Part 3: Using Macros to Set Cache Dependencies
The first tutorial on using the caching functions of the Jackhammer Extension demonstrated the basic features of the Cache operator and how to integrate it into your processes. For this, we constructed the scenario that you, as the company’s data scientist, are tasked with making the data sent by the new wind turbine available to your coworkers. After constructing a basic process, we turned to one of the more advanced functions – setting data validity periods – in our second tutorial, at the end of which we ran into a problem: if the first employee checking the wind turbine data does so at 10 am, but on the next day, an employee checks it at 8.30 am, i.e. before the 24 hours have passed, the data will not be renewed, even though theoretically, the turbine has already got new data. How to solve this issue will be the topic of this tutorial. We will use cache dependencies to set our cache to reload as soon as it is the next day. For this, we will be using macros:
Open your caching process in RapidMiner and add the Generate Macros operator to it. It is important that the macro operator is executed before the cache. To ensure this, place it in front of the cache operator and make a connection from the right output port of the macro to the left input port of the cache operator. This way, the order is fixed and you can be sure the cache receives the macro. Also note that macros do work without connections, we are only doing this to determine the execution order.
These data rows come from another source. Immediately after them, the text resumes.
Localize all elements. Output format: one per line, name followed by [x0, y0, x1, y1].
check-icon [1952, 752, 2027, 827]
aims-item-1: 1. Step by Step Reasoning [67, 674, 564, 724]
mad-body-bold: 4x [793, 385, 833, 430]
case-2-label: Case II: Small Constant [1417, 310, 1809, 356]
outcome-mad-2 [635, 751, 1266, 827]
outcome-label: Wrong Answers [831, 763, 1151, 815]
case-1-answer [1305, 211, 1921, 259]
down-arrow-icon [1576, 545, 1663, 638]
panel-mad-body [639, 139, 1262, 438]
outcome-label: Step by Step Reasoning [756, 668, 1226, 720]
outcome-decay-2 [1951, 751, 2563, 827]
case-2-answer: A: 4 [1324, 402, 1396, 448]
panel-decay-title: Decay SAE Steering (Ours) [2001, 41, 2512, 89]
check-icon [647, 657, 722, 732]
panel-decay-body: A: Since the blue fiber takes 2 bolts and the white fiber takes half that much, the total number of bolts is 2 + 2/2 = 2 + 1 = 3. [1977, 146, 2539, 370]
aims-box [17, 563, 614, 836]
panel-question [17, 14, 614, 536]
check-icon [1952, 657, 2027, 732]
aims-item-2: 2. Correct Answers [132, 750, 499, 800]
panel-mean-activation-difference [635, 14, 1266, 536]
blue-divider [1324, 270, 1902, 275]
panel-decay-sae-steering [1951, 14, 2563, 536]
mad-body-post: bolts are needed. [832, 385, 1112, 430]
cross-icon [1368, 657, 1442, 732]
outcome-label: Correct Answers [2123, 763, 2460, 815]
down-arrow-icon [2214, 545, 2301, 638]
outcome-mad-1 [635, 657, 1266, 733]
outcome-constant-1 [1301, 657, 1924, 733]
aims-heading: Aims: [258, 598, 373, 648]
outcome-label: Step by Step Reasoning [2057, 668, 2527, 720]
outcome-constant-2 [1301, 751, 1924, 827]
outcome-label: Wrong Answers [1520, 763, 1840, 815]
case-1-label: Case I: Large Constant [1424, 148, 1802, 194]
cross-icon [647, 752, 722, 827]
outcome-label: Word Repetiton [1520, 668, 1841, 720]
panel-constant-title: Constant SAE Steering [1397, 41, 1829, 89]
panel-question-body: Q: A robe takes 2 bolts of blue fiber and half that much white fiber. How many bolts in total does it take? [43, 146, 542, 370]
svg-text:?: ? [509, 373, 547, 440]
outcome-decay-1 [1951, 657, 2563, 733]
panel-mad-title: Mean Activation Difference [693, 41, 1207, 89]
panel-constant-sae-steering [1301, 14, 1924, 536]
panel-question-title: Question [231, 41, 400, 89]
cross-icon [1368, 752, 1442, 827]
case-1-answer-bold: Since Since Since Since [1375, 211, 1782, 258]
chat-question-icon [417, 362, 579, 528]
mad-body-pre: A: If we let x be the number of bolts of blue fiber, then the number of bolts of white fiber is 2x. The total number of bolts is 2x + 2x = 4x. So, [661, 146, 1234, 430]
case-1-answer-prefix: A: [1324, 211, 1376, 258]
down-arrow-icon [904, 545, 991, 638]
In the parameter settings of the Generate Macro operator, click on Edit List and enter the following: date_str_custom(date_now(),”yyyy-MM-dd”)
This will cause the operator to generate a macro containing the current date. Click apply.
Move to the Cache operator and find the parameter for cache dependencies. Click on the button “Edit Enumeration”:
In the opening window, simply enter the name of your macro, in this case “date”, and hit “OK”.
Now you are all done – it is as simple as that! As soon as the macro changes, the cache will be cleared and load the new data. Depending on your use case, it might be more helpful to restrict the data validity period or to use cache dependencies to automate cache updates – just play around with it! You can also not just use dates, but all kinds of macros.